RCR, 14 de Agosto de 2026.- El fenómeno de El Niño Costero ya se encuentra alterando el clima del país y muestra señales de transformarse en un evento de magnitud extraordinaria. Así lo advirtió la investigadora científica y meteoróloga Elizabeth Silvestre, quien señaló que las modificaciones climáticas ya son perceptibles en la costa peruana, citando como ejemplo directo el invierno inusualmente cálido que registra Lima en comparación con años anteriores.
“Los impactos que se van a percibir de manera mucho más intensa será en los meses de diciembre, enero y febrero, y se debe evaluar no solo el impacto de las variables climáticas, sino lo que esto desencadena en cada una de las localidades de acuerdo a su nivel de vulnerabilidad”, precisó la especialista.
Las alertas sobre la magnitud del fenómeno no son infundadas. Según el más reciente informe de la Administración Nacional Oceánica y Atmosférica de EE. UU. (NOAA), existe más de un 95 % de probabilidad de que El Niño alcance una intensidad muy fuerte durante la primavera y el verano en el hemisferio sur.
Al respecto, la Dra. Silvestre —docente de la Universidad Nacional Agraria La Molina (UNALM)— reveló en entrevista con la Red de Comunicación Regional (RCR) que el índice del Niño costero alcanzó un valor de 1,4 en el reciente trimestre mayo-junio-julio.

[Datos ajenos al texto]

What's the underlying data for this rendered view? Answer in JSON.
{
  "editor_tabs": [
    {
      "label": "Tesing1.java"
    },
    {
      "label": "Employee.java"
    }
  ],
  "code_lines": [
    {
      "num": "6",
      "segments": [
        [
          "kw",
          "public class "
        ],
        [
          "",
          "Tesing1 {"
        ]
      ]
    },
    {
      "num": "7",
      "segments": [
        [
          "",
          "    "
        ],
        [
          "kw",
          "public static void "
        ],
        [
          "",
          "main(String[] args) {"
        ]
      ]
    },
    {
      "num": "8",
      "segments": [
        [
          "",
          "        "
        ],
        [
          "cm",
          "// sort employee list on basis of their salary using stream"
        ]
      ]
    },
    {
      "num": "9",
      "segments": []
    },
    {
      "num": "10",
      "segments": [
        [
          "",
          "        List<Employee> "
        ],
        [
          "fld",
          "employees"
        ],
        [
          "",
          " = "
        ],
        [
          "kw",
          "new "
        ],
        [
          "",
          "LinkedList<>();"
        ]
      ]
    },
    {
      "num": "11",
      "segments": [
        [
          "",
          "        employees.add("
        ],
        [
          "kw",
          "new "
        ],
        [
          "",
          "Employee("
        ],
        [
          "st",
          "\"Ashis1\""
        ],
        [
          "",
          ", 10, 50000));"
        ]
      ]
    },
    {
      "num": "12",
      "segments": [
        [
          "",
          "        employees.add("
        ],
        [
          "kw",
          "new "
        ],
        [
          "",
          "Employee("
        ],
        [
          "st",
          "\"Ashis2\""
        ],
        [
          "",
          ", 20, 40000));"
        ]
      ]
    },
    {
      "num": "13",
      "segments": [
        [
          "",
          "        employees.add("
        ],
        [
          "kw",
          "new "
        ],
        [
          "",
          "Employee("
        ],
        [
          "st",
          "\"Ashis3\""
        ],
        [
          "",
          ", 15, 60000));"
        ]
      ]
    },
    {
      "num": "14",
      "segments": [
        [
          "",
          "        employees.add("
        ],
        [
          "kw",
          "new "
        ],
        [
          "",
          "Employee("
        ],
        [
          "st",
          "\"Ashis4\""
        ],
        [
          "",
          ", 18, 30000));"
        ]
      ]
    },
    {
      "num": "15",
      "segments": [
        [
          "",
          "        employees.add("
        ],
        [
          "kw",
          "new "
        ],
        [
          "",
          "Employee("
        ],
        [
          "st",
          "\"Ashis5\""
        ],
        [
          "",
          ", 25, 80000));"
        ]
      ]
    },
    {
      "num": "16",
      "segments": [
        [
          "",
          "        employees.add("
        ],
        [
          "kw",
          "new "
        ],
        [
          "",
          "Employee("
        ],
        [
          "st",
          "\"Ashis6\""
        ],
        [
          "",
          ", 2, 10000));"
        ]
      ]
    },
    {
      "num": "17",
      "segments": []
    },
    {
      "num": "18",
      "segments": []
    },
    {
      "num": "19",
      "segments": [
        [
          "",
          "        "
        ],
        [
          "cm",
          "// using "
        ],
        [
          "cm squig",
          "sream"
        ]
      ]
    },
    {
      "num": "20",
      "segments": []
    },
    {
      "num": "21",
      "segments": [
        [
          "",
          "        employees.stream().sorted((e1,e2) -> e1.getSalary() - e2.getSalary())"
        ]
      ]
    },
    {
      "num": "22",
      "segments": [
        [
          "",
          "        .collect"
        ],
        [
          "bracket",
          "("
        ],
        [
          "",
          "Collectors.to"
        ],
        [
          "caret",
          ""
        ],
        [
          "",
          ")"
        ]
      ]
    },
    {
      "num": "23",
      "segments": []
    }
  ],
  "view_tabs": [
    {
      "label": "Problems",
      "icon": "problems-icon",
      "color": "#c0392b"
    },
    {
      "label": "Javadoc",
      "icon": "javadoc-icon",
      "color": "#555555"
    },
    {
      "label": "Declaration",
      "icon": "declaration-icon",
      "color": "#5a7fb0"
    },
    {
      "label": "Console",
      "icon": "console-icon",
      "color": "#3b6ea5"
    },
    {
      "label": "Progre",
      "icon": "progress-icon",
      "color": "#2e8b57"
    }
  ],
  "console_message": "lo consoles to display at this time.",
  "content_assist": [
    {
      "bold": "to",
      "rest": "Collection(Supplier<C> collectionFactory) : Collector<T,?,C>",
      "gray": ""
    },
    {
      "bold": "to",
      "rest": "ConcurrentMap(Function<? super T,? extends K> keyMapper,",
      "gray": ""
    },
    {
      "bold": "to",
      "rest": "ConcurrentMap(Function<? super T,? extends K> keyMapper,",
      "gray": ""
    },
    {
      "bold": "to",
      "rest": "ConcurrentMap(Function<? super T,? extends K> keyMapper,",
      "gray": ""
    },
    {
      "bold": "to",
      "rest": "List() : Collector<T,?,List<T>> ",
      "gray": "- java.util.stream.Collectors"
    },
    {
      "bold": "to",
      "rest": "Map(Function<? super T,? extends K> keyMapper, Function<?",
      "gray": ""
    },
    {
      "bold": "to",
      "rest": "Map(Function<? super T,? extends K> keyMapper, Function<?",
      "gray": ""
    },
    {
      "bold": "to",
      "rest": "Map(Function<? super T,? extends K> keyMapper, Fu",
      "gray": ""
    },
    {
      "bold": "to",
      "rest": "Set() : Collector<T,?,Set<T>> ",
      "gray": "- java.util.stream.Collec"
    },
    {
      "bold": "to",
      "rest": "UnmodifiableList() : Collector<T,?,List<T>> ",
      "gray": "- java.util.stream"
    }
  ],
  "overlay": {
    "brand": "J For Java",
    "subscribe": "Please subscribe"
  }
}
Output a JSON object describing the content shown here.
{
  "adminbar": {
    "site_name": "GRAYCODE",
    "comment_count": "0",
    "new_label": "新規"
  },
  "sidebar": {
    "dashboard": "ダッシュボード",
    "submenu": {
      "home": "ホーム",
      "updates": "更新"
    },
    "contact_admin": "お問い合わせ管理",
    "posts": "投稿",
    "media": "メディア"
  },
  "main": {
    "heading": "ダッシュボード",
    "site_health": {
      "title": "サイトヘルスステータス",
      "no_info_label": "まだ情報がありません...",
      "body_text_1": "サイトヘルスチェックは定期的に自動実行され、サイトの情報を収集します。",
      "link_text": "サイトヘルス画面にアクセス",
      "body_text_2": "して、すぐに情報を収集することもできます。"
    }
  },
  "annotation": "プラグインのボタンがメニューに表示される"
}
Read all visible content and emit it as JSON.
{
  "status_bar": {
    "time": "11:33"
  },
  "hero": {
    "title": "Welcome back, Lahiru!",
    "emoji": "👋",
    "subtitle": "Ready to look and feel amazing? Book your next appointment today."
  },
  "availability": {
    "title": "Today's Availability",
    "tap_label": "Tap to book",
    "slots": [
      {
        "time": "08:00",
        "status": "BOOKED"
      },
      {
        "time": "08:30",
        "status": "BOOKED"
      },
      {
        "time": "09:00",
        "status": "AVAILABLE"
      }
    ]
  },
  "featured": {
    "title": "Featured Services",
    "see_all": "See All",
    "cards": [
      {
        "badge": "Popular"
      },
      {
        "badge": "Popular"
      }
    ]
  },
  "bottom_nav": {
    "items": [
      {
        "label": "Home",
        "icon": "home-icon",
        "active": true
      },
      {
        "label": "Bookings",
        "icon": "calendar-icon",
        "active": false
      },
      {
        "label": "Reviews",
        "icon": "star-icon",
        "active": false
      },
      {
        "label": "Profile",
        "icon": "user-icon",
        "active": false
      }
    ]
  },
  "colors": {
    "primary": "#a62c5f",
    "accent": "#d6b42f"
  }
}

La especialista enfatizó que en la zona norte del país la ocurrencia de precipitaciones combinadas con altas temperaturas es inevitable. “El Niño, en esencia, para nosotros en el Perú, va a generar precipitaciones en la zona norte del país. Eso es definitivo. No existe una alternativa adicional”, aseveró.
Sin embargo, los daños no se limitarán a los desastres hidrometeorológicos tradicionales en el Sector Agrícola, el incremento térmico amenaza las fases clave de madurez y frutificación en los cultivos de la costa.
En Salud y Alimentación, las elevadas temperaturas y el estancamiento de aguas pueden acelerar emergencias sanitarias e inseguridad alimentaria y en infraestructura un riesgo alto para vías de tránsito, puentes y viviendas en zonas no mitigadas.
Para contrarrestar estos efectos, Silvestre destacó la urgencia del modelamiento atmosférico a escala micro. “Estamos desarrollando estrategias y soluciones basadas en modelamiento atmosférico para anticipar cuánta lluvia caerá en cada distrito. Conocer con 15 días de anticipación la cantidad de lluvia prevista permitiría movilizar ayuda y adoptar medidas de prevención reales”, explicó.
Finalmente, la doctora en meteorología hizo un llamado a la resiliencia comunitaria. Sostuvo que la población debe activar la memoria colectiva y el conocimiento acumulado de eventos pasados para tomar acciones inmediatas en la protección de sus hogares e infraestructura local.
“A la población hay que capacitarla o ellos mismos tienen que internalizar cuáles han sido los impactos en eventos anteriores. Frente a eso, deben hacer una revisión de sus condiciones actuales para preparar sus casas, carreteras y puentes de acuerdo a lo que ya han vivido”, concluyó.